Foi outra semana de caos generalizado. Mas, enfim, as coisas pareciam encaminhar-se para uma solução. Então, subitamente, ele apareceu na cadeira da presidência de novo.
Começou a caça às bruxas. Demissões em massa. A linha de montagem ficou paralisada por falta de braços enquanto eram contratados novos empregados, ou treinaods em suas funções. Diretores foram escorraçados simplesmente porque não haviam sido subservientes ao auxiliar de escritório Severo durante as três semanas.
“Eu fiz tudo isso para testar quem seria fiel a mim na adversidade — ele dizia — e descobri que ninguém foi.”
Sozinho em sua sala, sem amantes e sem amigos, Severo voltou a tiranizar a empresa, sem se importar se isso era bom ou não para os negócios.

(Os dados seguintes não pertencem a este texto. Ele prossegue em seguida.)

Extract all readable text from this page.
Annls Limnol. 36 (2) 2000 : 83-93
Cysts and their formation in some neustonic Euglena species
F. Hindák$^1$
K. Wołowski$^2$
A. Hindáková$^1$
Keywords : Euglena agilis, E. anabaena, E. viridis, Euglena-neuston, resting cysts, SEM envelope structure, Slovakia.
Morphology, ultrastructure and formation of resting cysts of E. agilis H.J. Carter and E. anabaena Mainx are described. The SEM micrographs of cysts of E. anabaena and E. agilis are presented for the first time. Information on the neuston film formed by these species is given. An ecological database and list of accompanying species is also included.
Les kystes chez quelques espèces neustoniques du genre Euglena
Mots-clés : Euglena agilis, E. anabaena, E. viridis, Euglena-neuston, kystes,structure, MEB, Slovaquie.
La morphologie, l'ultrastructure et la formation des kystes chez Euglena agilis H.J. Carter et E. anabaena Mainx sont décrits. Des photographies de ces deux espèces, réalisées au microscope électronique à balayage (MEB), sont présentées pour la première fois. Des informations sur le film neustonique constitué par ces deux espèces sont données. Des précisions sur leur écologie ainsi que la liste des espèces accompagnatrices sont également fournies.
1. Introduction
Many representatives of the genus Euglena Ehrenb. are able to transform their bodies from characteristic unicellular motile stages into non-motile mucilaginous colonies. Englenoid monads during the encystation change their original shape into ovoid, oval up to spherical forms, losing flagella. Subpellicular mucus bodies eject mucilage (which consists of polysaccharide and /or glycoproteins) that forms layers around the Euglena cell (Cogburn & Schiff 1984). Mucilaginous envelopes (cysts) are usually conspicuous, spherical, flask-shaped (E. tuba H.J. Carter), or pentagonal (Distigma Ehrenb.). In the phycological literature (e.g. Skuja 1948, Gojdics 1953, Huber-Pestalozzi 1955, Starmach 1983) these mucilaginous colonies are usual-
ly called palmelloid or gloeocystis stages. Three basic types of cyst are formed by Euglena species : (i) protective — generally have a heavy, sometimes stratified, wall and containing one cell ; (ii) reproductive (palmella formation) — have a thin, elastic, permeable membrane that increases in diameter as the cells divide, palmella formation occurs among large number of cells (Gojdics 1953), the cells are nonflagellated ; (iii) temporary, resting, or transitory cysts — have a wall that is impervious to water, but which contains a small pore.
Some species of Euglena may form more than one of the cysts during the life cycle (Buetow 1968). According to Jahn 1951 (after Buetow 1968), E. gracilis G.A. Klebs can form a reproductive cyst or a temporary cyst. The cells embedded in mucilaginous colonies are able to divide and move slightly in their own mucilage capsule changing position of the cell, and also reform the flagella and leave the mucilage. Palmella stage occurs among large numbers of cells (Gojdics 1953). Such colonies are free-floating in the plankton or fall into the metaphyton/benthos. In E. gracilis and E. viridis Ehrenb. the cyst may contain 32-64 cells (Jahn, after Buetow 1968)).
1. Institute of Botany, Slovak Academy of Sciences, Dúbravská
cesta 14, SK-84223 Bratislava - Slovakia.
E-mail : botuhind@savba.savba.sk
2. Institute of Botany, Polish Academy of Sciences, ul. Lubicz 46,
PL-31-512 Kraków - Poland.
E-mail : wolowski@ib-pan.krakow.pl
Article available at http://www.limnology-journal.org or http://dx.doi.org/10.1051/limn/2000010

Na sua solidão a própria sobrevivência do negócio se tornava secundária. A conjuntura não lhe dizia nada, apenas acreditava que tudo ficaria bem no fim:
“Meu negócio cresce sozinho. Essa empresa ganha dinheiro praticamente sem precisar fazer nada.”
Ao fim de dois anos a empresa hoje possui imensos estoques de produtos que ninguém quer comprar, a sede está cada vez mais arruinada e pouca gente aparece para realmente trabalhar. Severo não vai à linha de produção, apenas crê que os milhares de empregados registrados estão fazendo bons produtos e os novos diretores, raramente presentes, estão sempre em viagem de negócios, fazendo preciosos contatos.
Alguém lhe recomendou que usasse óculos, ele finalmente acreditou que poderia estar enxergando errado, e saiu pela porta da fábrica um dia, grisalho e tateante, em busca da visão perdida, deixando para trás o deserto de um antigo sonho, as ruínas de coisas que poderiam ter sido.
Requiescat in pacem, Severus.
Achei injusto colocar o nome de Severo Snape no sujeito. Mas entendo que em 2011 o personagem levava a isso.
Baseado em fatos reais?
É sim, Ilka. Refere-se ao mesmo tema. Embora não seja diretamente inspirado no texto do Pablo.
Adorei o texto, Zè. Lembrou-me um pouco o mesmo teor do poema O imperador està sò, do colega Pablo. Alguma alusão ao tema? Infelizmente a ignorância atrelada à arrogânica destrói grande parte das belas coisas da vida, como a amizade, por exemplo. No fim das contas, o arrogante termina sozinho mesmo. Parabéns pelo texto.
Às vezes a ilusão parece tão mais atraente que a realidade. Nestes casos, a ignorância é o mais suave bálsamo contra a realidade.